The second Cliburn International Junior Piano Competition and festival came to a close last Saturday after 23 pre-selected pianists representing countries from around the world participated in the week-long competition in Dallas. The competitors, aged 13 through 17, were expected to play over 90 minutes of music for the first three rounds—preliminary, quarterfinal, and semifinal—at SMU’s Caruth Auditorium, and a complete concerto with the Dallas Symphony Orchestra under the baton of former DSO assistant conductor Ruth Reinhardt at the Morton H. Meyerson Symphony Center. Pianist and SMU artist-in-residence Alessio Bax served as chairman of the jury.
The Cliburn Junior competition was established to encourage artists of the future and to provide them with an international platform, which is especially crucial for students with aspirations of becoming professional musicians. The festival is also an important part of the Cliburn experience; the competitors that do not advance along with 14 selected non-competing participants attend master classes, seminars, and workshops led by guest artists and previous Cliburn winners.
This year’s festival was held in Dallas after moving from Fort Worth, where “the” Cliburn competition happens quadrennially for pianists ages 18 to 30. According to a statement by Cliburn CEO and president Jacques Marquis, the Cliburn Junior will return to Dallas for 2023.
“One key to continuing the Cliburn’s strategic advancement is to continuously reach a broader community, both around the world and in our own backyard,” Marquis said in a statement. “We believe it will expose the Cliburn to a greater audience base in the region, as well as bring fantastic new partnerships with SMU, the Dallas Symphony Orchestra, and more to come.”
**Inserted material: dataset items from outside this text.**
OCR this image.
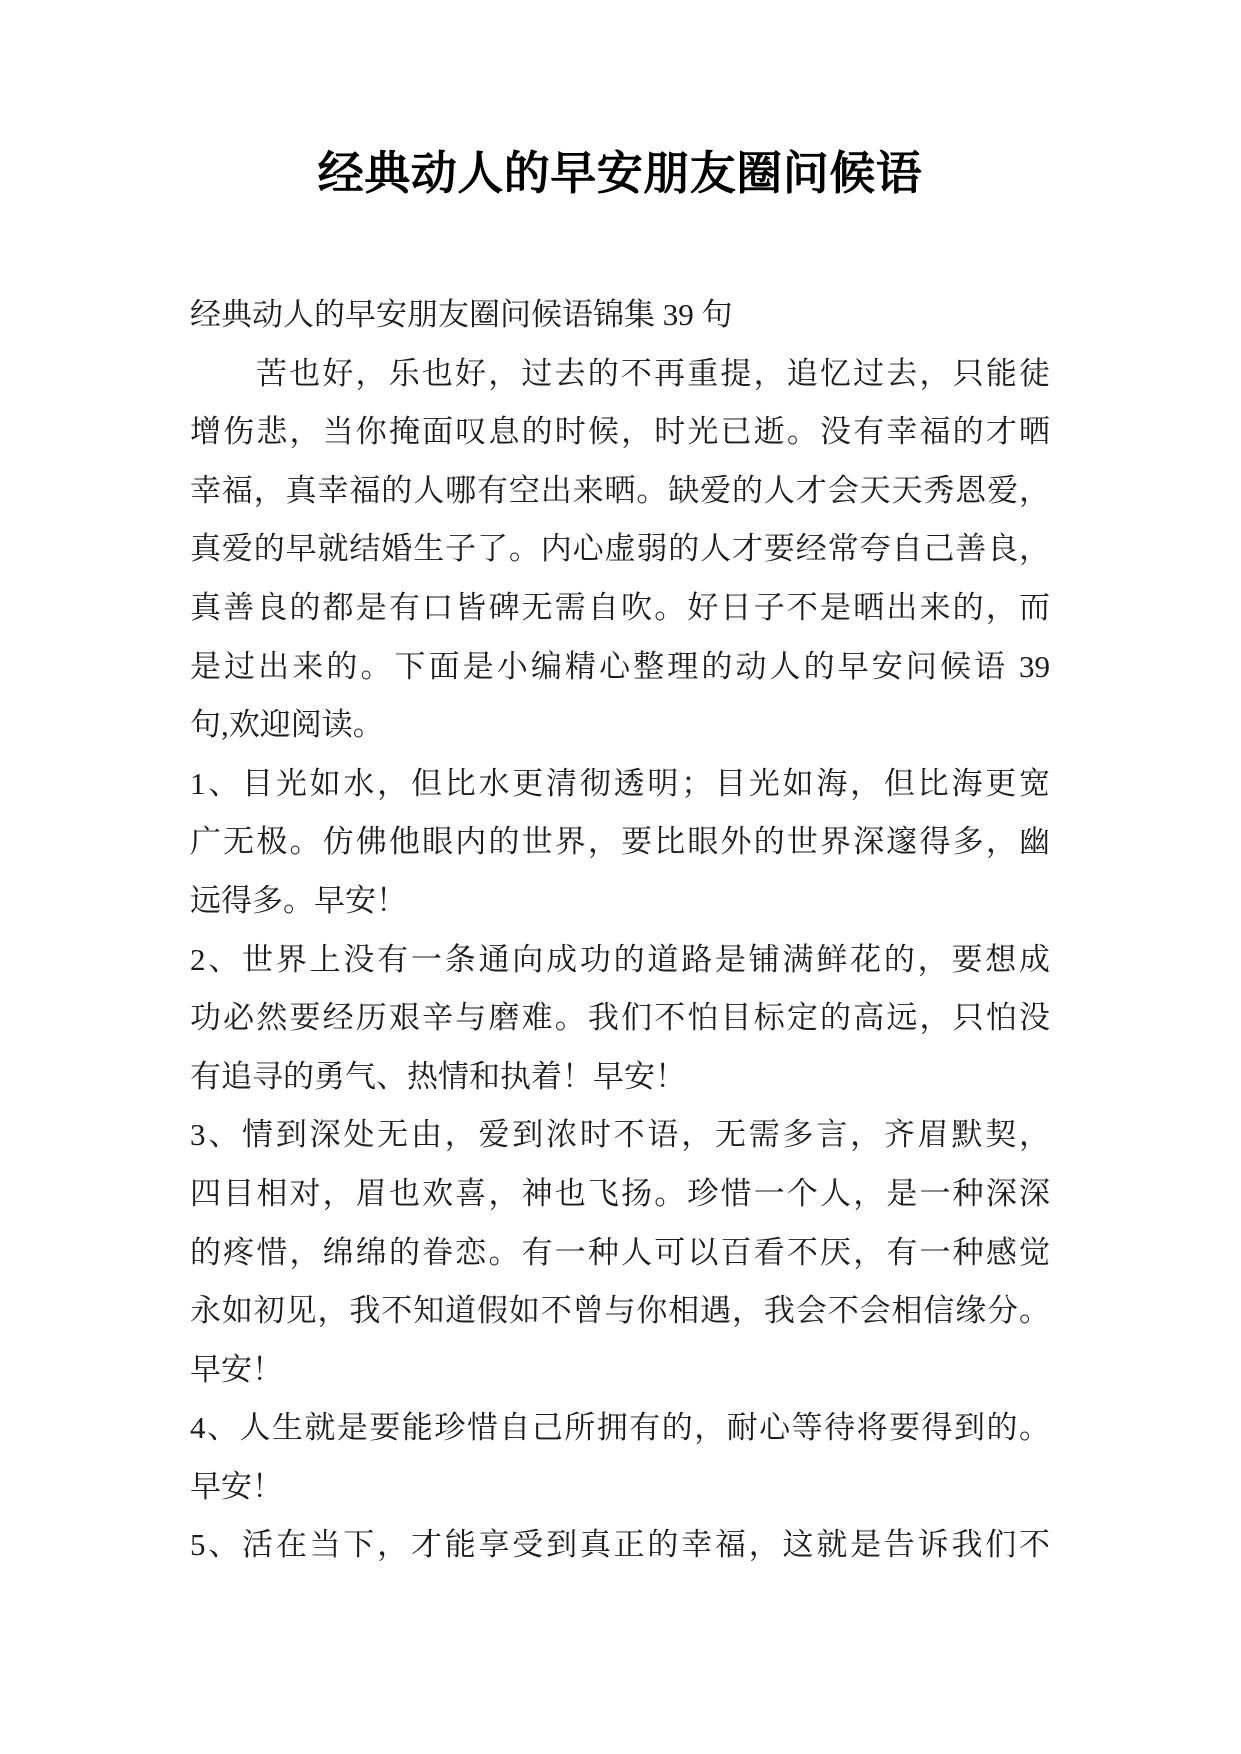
经典动人的早安朋友圈问候语
经典动人的早安朋友圈问候语锦集 39 句
苦也好，乐也好，过去的不再重提，追忆过去，只能徒
增伤悲，当你掩面叹息的时候，时光已逝。没有幸福的才晒
幸福，真幸福的人哪有空出来晒。缺爱的人才会天天秀恩爱，
真爱的早就结婚生子了。内心虚弱的人才要经常夸自己善良，
真善良的都是有口皆碑无需自吹。好日子不是晒出来的，而
是过出来的。下面是小编精心整理的动人的早安问候语 39
句,欢迎阅读。
1、目光如水，但比水更清彻透明；目光如海，但比海更宽
广无极。仿佛他眼内的世界，要比眼外的世界深邃得多，幽
远得多。早安！
2、世界上没有一条通向成功的道路是铺满鲜花的，要想成
功必然要经历艰辛与磨难。我们不怕目标定的高远，只怕没
有追寻的勇气、热情和执着！早安！
3、情到深处无由，爱到浓时不语，无需多言，齐眉默契，
四目相对，眉也欢喜，神也飞扬。珍惜一个人，是一种深深
的疼惜，绵绵的眷恋。有一种人可以百看不厌，有一种感觉
永如初见，我不知道假如不曾与你相遇，我会不会相信缘分。
早安！
4、人生就是要能珍惜自己所拥有的，耐心等待将要得到的。
早安！
5、活在当下，才能享受到真正的幸福，这就是告诉我们不
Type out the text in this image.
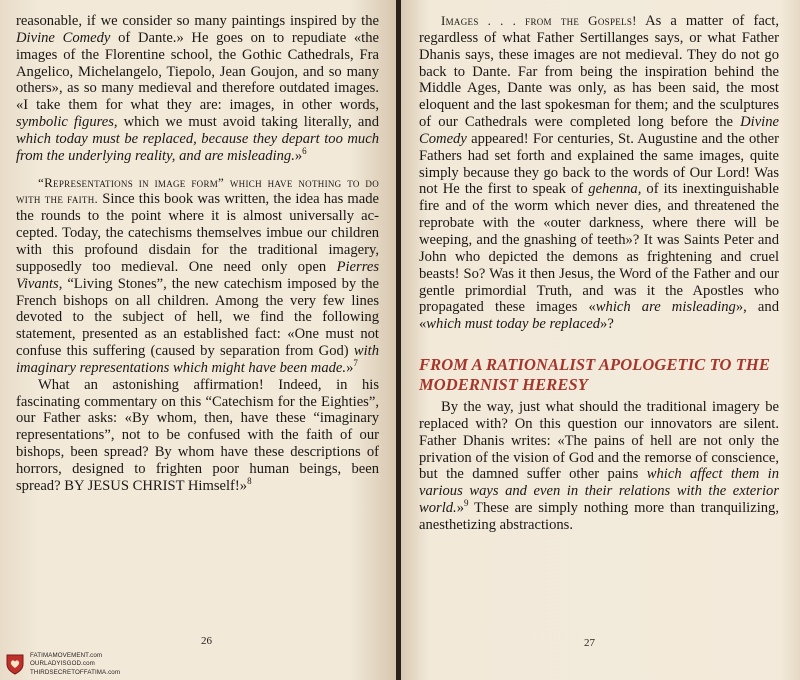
reasonable, if we consider so many paintings inspired by the Divine Comedy of Dante.» He goes on to repudiate «the images of the Florentine school, the Gothic Cathedrals, Fra Angelico, Michelangelo, Tiepolo, Jean Goujon, and so many others», as so many medieval and therefore outdated images. «I take them for what they are: images, in other words, symbolic figures, which we must avoid taking literally, and which today must be replaced, because they depart too much from the underlying reality, and are misleading.»$^6$

“Representations in image form” which have nothing to do with the faith. Since this book was written, the idea has made the rounds to the point where it is almost universally accepted. Today, the catechisms themselves imbue our children with this profound disdain for the traditional imagery, supposedly too medieval. One need only open Pierres Vivants, “Living Stones”, the new catechism imposed by the French bishops on all children. Among the very few lines devoted to the subject of hell, we find the following statement, presented as an established fact: «One must not confuse this suffering (caused by separation from God) with imaginary representations which might have been made.»$^7$

What an astonishing affirmation! Indeed, in his fascinating commentary on this “Catechism for the Eighties”, our Father asks: «By whom, then, have these “imaginary representations”, not to be confused with the faith of our bishops, been spread? By whom have these descriptions of horrors, designed to frighten poor human beings, been spread? BY JESUS CHRIST Himself!»$^8$

26

Images . . . from the Gospels! As a matter of fact, regardless of what Father Sertillanges says, or what Father Dhanis says, these images are not medieval. They do not go back to Dante. Far from being the inspiration behind the Middle Ages, Dante was only, as has been said, the most eloquent and the last spokesman for them; and the sculptures of our Cathedrals were completed long before the Divine Comedy appeared! For centuries, St. Augustine and the other Fathers had set forth and explained the same images, quite simply because they go back to the words of Our Lord! Was not He the first to speak of gehenna, of its inextinguishable fire and of the worm which never dies, and threatened the reprobate with the «outer darkness, where there will be weeping, and the gnashing of teeth»? It was Saints Peter and John who depicted the demons as frightening and cruel beasts! So? Was it then Jesus, the Word of the Father and our gentle primordial Truth, and was it the Apostles who propagated these images «which are misleading», and «which must today be replaced»?

FROM A RATIONALIST APOLOGETIC TO THE MODERNIST HERESY

By the way, just what should the traditional imagery be replaced with? On this question our innovators are silent. Father Dhanis writes: «The pains of hell are not only the privation of the vision of God and the remorse of conscience, but the damned suffer other pains which affect them in various ways and even in their relations with the exterior world.»$^9$ These are simply nothing more than tranquilizing, anesthetizing abstractions.

27
FATIMAMOVEMENT.com
OURLADYISGOD.com
THIRDSECRETOFFATIMA.com
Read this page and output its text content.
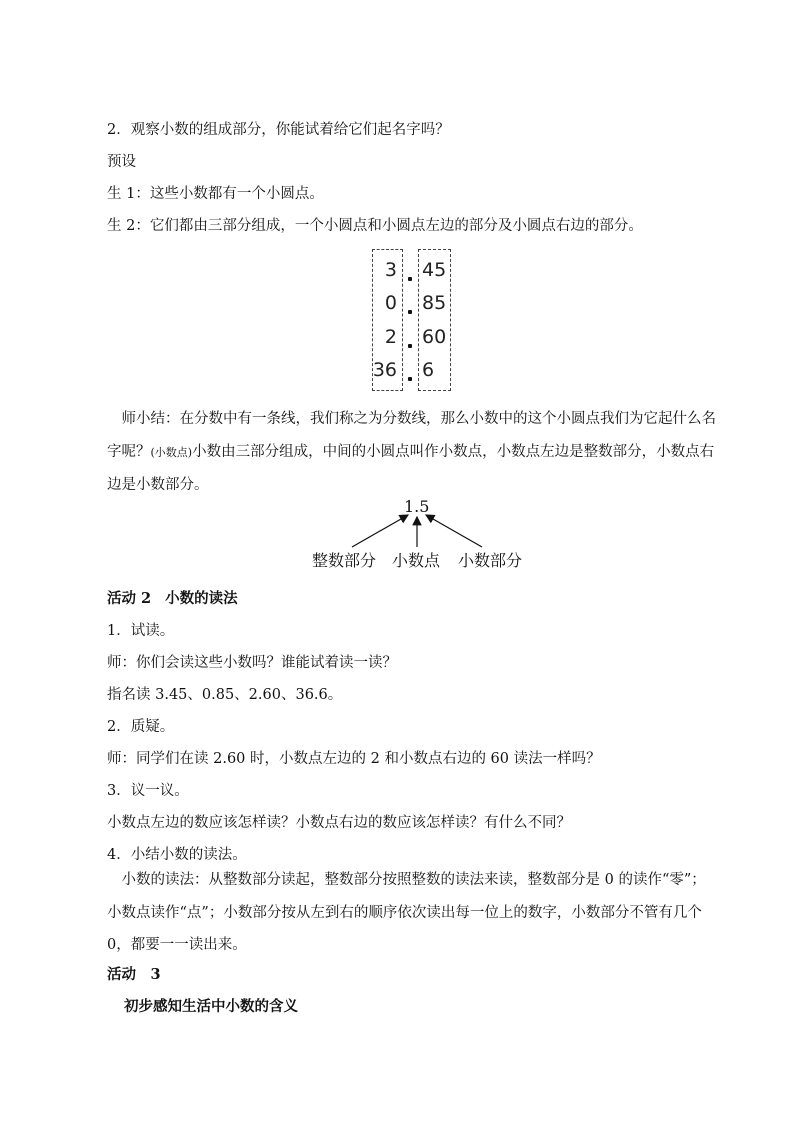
2．观察小数的组成部分，你能试着给它们起名字吗？
预设
生 1：这些小数都有一个小圆点。
生 2：它们都由三部分组成，一个小圆点和小圆点左边的部分及小圆点右边的部分。
3 45
0 85
2 60
36 6
师小结：在分数中有一条线，我们称之为分数线，那么小数中的这个小圆点我们为它起什么名字呢？(小数点)小数由三部分组成，中间的小圆点叫作小数点，小数点左边是整数部分，小数点右边是小数部分。
1.5
整数部分 小数点 小数部分
活动 2 小数的读法
1．试读。
师：你们会读这些小数吗？谁能试着读一读？
指名读 3.45、0.85、2.60、36.6。
2．质疑。
师：同学们在读 2.60 时，小数点左边的 2 和小数点右边的 60 读法一样吗？
3．议一议。
小数点左边的数应该怎样读？小数点右边的数应该怎样读？有什么不同？
4．小结小数的读法。
小数的读法：从整数部分读起，整数部分按照整数的读法来读，整数部分是 0 的读作“零”；小数点读作“点”；小数部分按从左到右的顺序依次读出每一位上的数字，小数部分不管有几个 0，都要一一读出来。
活动　3
初步感知生活中小数的含义
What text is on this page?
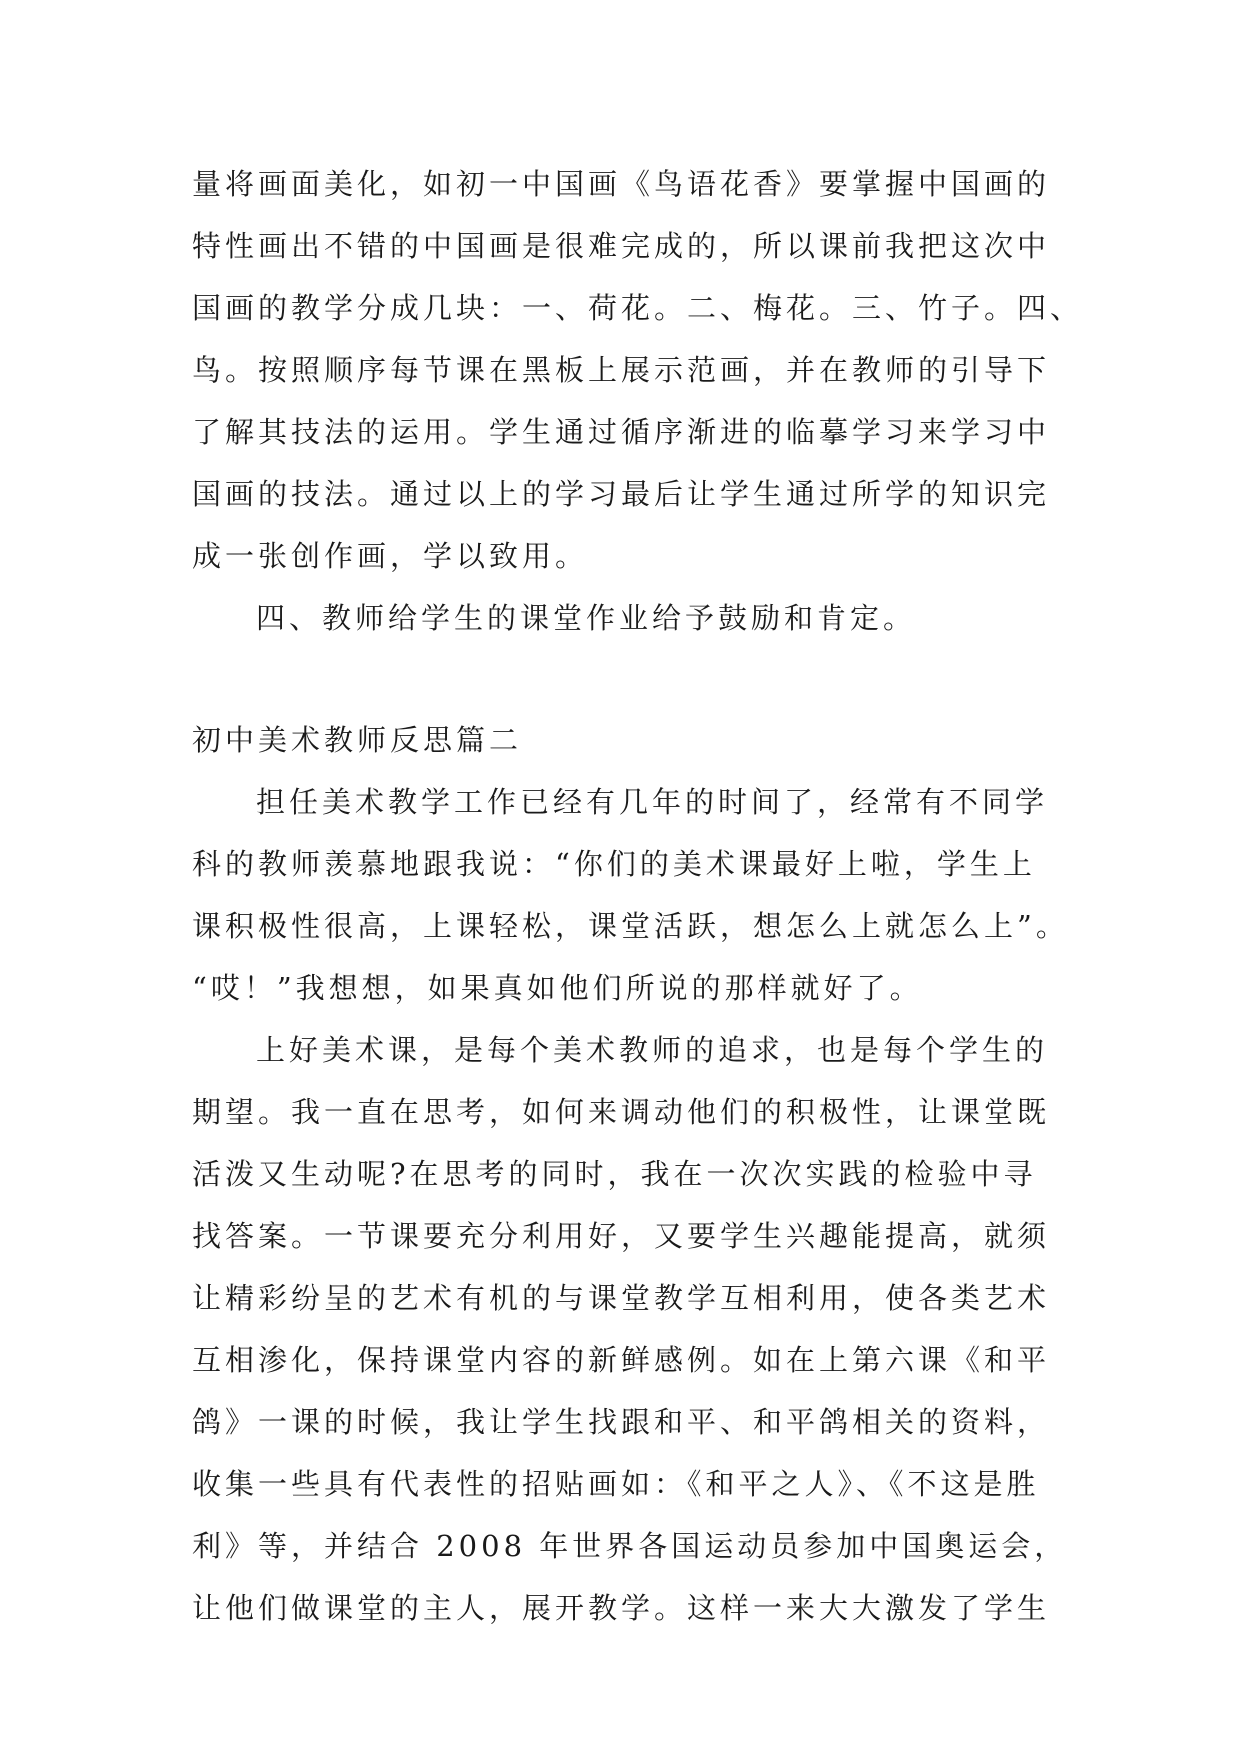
量将画面美化，如初一中国画《鸟语花香》要掌握中国画的
特性画出不错的中国画是很难完成的，所以课前我把这次中
国画的教学分成几块：一、荷花。二、梅花。三、竹子。四、
鸟。按照顺序每节课在黑板上展示范画，并在教师的引导下
了解其技法的运用。学生通过循序渐进的临摹学习来学习中
国画的技法。通过以上的学习最后让学生通过所学的知识完
成一张创作画，学以致用。
四、教师给学生的课堂作业给予鼓励和肯定。
初中美术教师反思篇二
担任美术教学工作已经有几年的时间了，经常有不同学
科的教师羡慕地跟我说：“你们的美术课最好上啦，学生上
课积极性很高，上课轻松，课堂活跃，想怎么上就怎么上”。
“哎！”我想想，如果真如他们所说的那样就好了。
上好美术课，是每个美术教师的追求，也是每个学生的
期望。我一直在思考，如何来调动他们的积极性，让课堂既
活泼又生动呢?在思考的同时，我在一次次实践的检验中寻
找答案。一节课要充分利用好，又要学生兴趣能提高，就须
让精彩纷呈的艺术有机的与课堂教学互相利用，使各类艺术
互相渗化，保持课堂内容的新鲜感例。如在上第六课《和平
鸽》一课的时候，我让学生找跟和平、和平鸽相关的资料，
收集一些具有代表性的招贴画如：《和平之人》、《不这是胜
利》等，并结合 2008 年世界各国运动员参加中国奥运会，
让他们做课堂的主人，展开教学。这样一来大大激发了学生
16-year-old Australian piano prodigy Shuan Hern Lee took home the first prize and a cash award of $15,000, while Eva Gevorgyan, 15, representing Russia and Armenia, won second place and $10,000. South Korean pianist JiWon Yang took home third prize and $5,000. All of the final performances earned standing ovations from the audience at the Meyerson. Gevorgyan touched the audience with the glistening theme of the Paganini, Yang impressed with her solid control of the Tchaikovsky, and Lee’s grand Rachmaninoff No. 3 stunned audiences with his admirable virtuosity.
Gold-medalist Lee says that the Cliburn has been an amazing opportunity for him to learn. “It’s been a really extraordinary experience; I’ve enjoyed every single moment here. The Dallas audience has been really nice and welcoming, and the city’s fantastic.”
But when asked what’s in his future plans, the young musician is unsure. “I honestly don’t know,” Lee says. “I’m going to do my best, finish my Bachelor of Arts at the University of Western Australia for now, and after that I’ll see where I go next.”
The developmental years of an artist’s career are arguably the most challenging, as emotional and musical growth comes naturally with space and experience. However, based on the level of performances and audience atmosphere from this past week, the Cliburn Junior engages the high level of professional competition with the performer-friendly experience that the main Cliburn competition–which is already the best of its kind–is known for, proving once again that it’s shaping up to be one of the most prestigious competitions available to young artists.
“I have to share some numbers with you,” said Marquis at Saturday’s awards ceremony. “We have four-and-a-half million views of the competition of the last 10 days, and that will only go up in the next few months. We have three million minutes of music watched in 120 different countries. It was said that we would bring the eyes of the world to Dallas. We delivered.”